Add retail accounting jobs to the list of occupations under threat from machines.
Walmart is eliminating about 7,000 back-office positions at its stores, with the jobs either being centralized or automated, The Wall Street Journal reported (paywall). The employees, among the highest paid in its stores, tally the day’s receipts or manage invoices from suppliers. The desk jobs are highly sought after because workers didn’t have to be on their feet in the stores; now, many of those employees will be asked to go back out to the sales floor as associates to help customers.
The company tested the changes in about 500 US stores and plans to roll them out to all 4,600 over the next few months.
While the position is a tiny fraction of the company’s 1.2 million US jobs, their loss is a blow to Walmart employees hoping to make a career at the retailing goliath and eager to advance beyond the meager pay of associates. Back office workers are paid as much as $15 an hour, still a pittance but better than the $9 an hour starting pay. Charles Crowson, a Walmart spokesman, said there are still opportunities for advancement. “Upward mobility is always a possibility at Walmart,” Crowson told Quartz.

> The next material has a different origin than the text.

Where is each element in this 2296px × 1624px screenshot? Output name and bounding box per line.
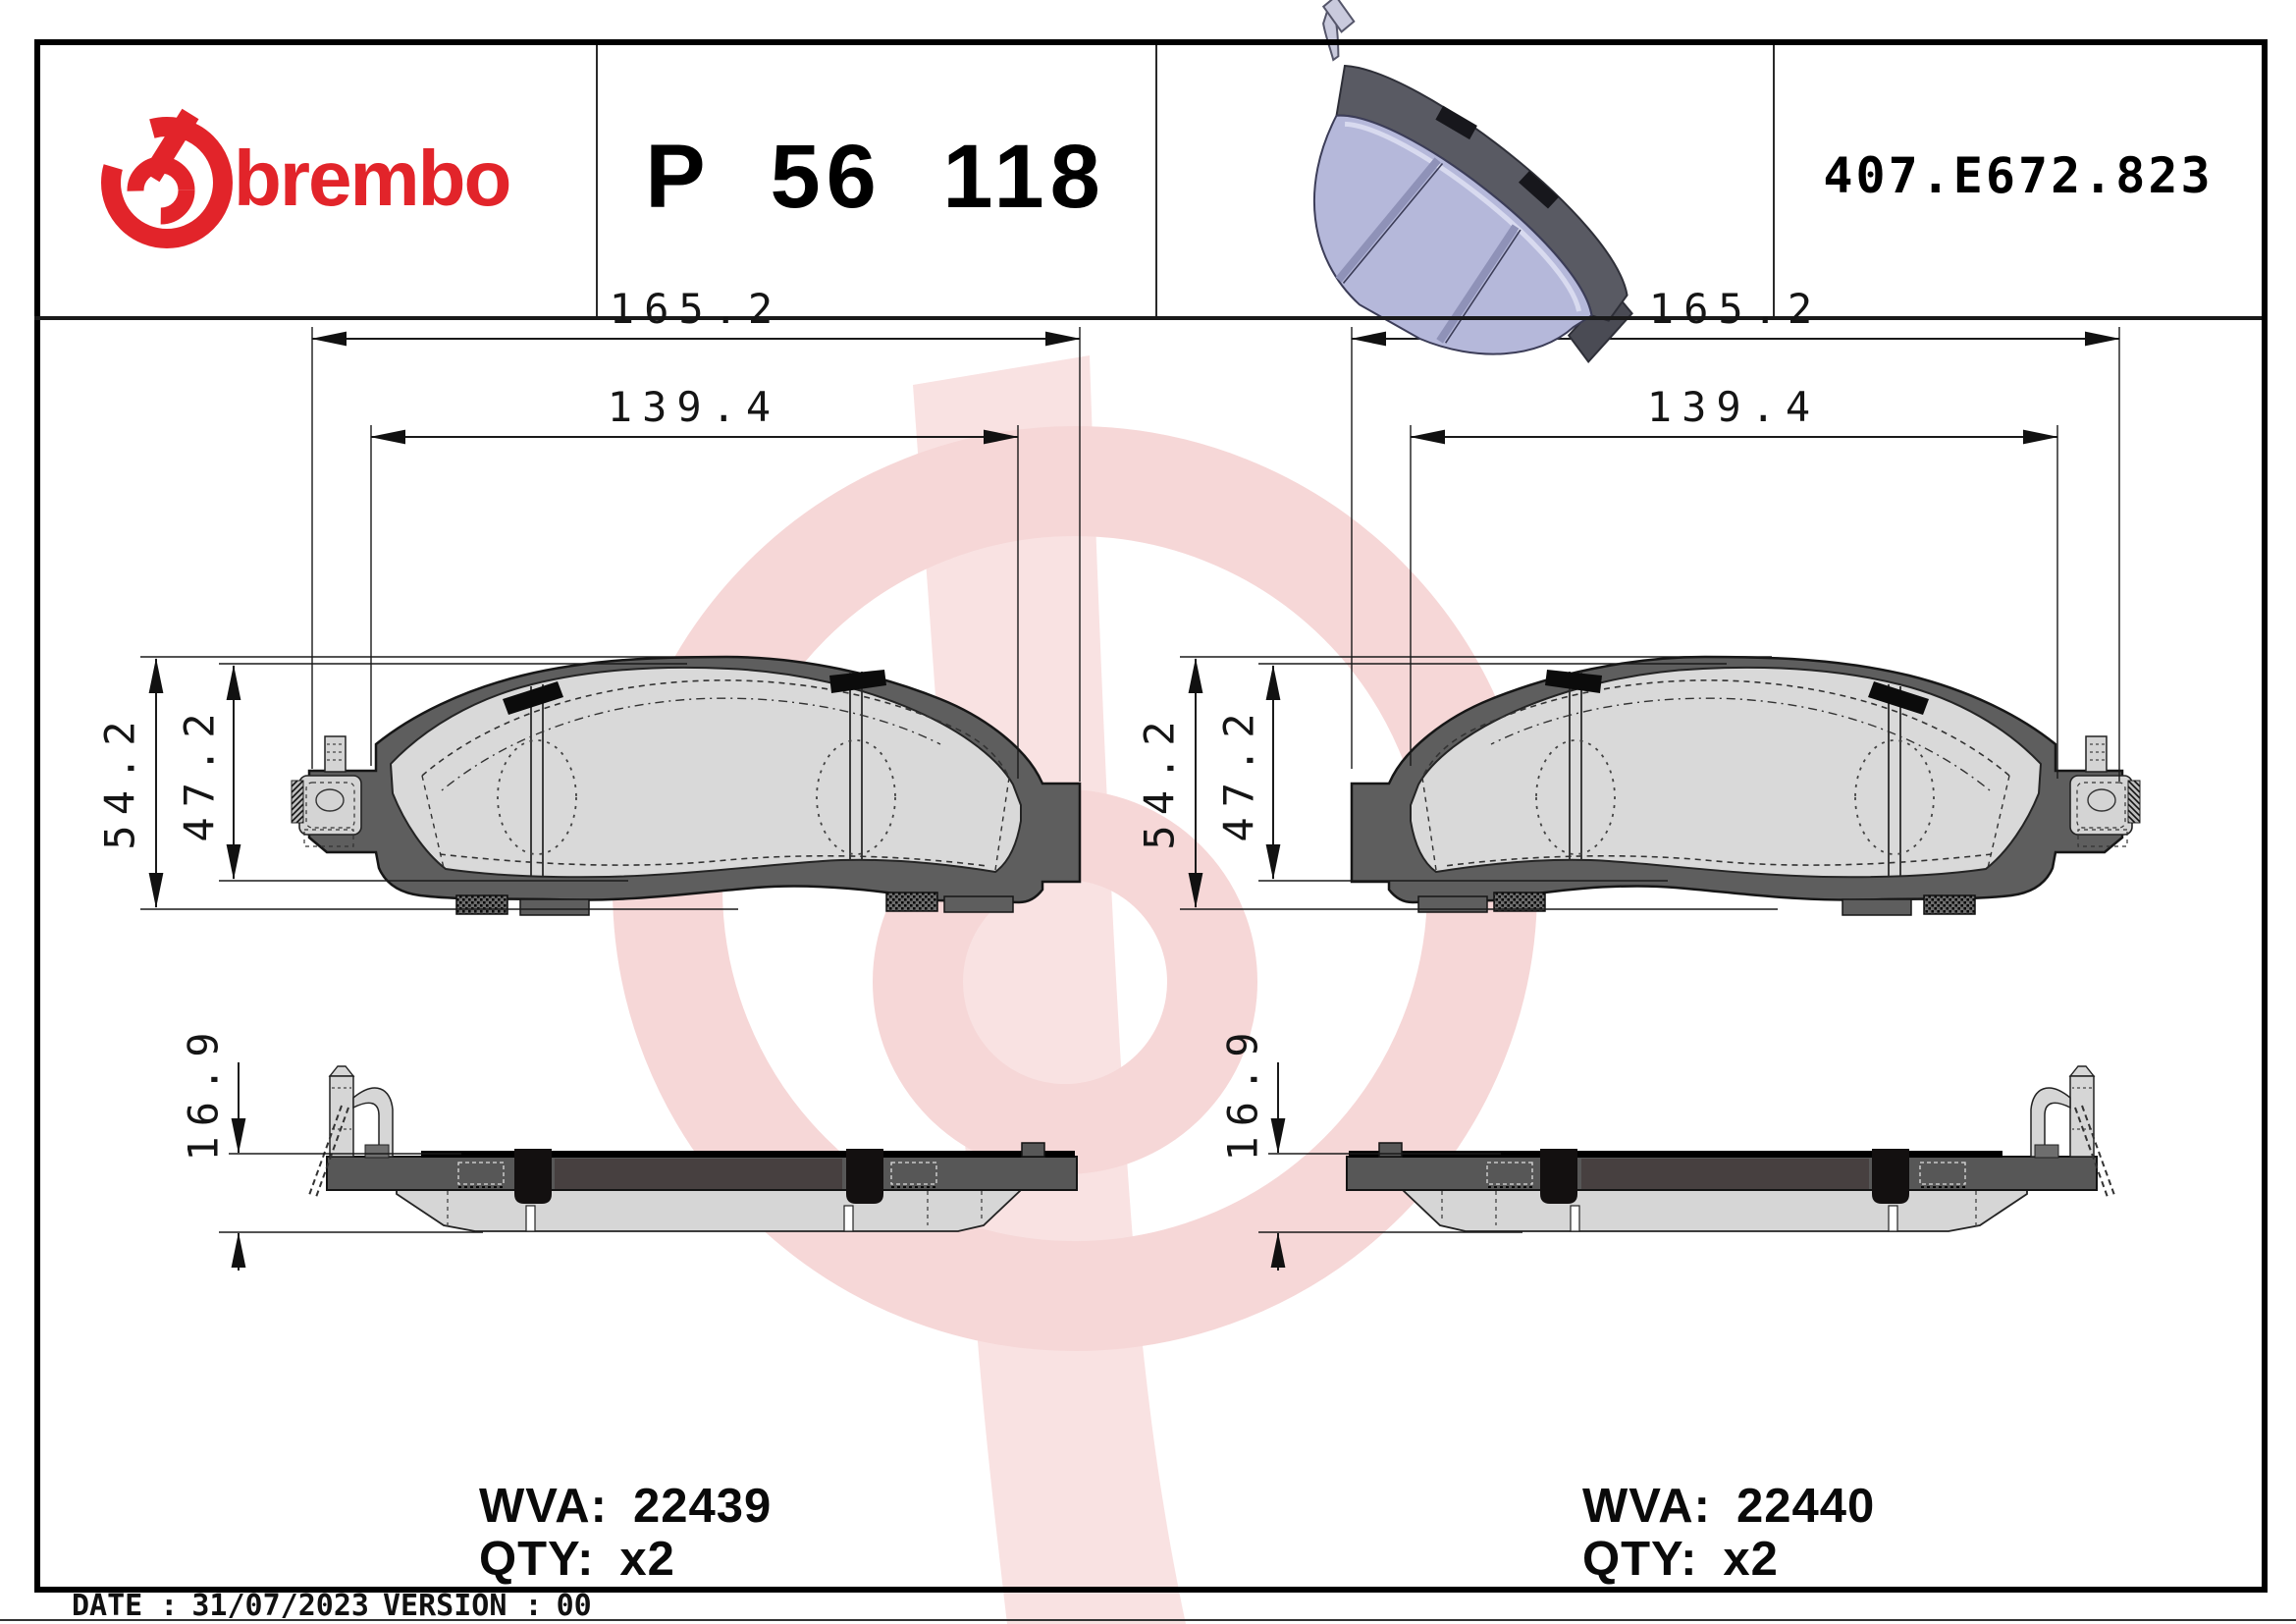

The move toward increased automation should send shivers down the spines of office workers everywhere. There are 21 million Americans in clerical jobs, according to the Bureau of Labor Statistics, and a great many of those positions are vulnerable to automation of some kind. Bank tellers have been replaced by ATMs, and travel agents have disappeared as passengers book online. Robots are writing sports and business articles, while drones and automated driving may soon threaten trucking.
In a 2013 paper, two Oxford professors considered 702 different occupations and used an algorithm to rank them by how susceptible they were to automation. They concluded that 47% of total US employment was at risk. Among the most endangered positions were clerks of all sorts, as well as occupations as diverse as loan officers and watch repairers. Safe occupations included highly skilled professions like doctors, or ones that demand human interaction, like teachers.
Sales positions were also ranked as relatively safe, which may come as small comfort to the former Walmart clerks back on the shop floor.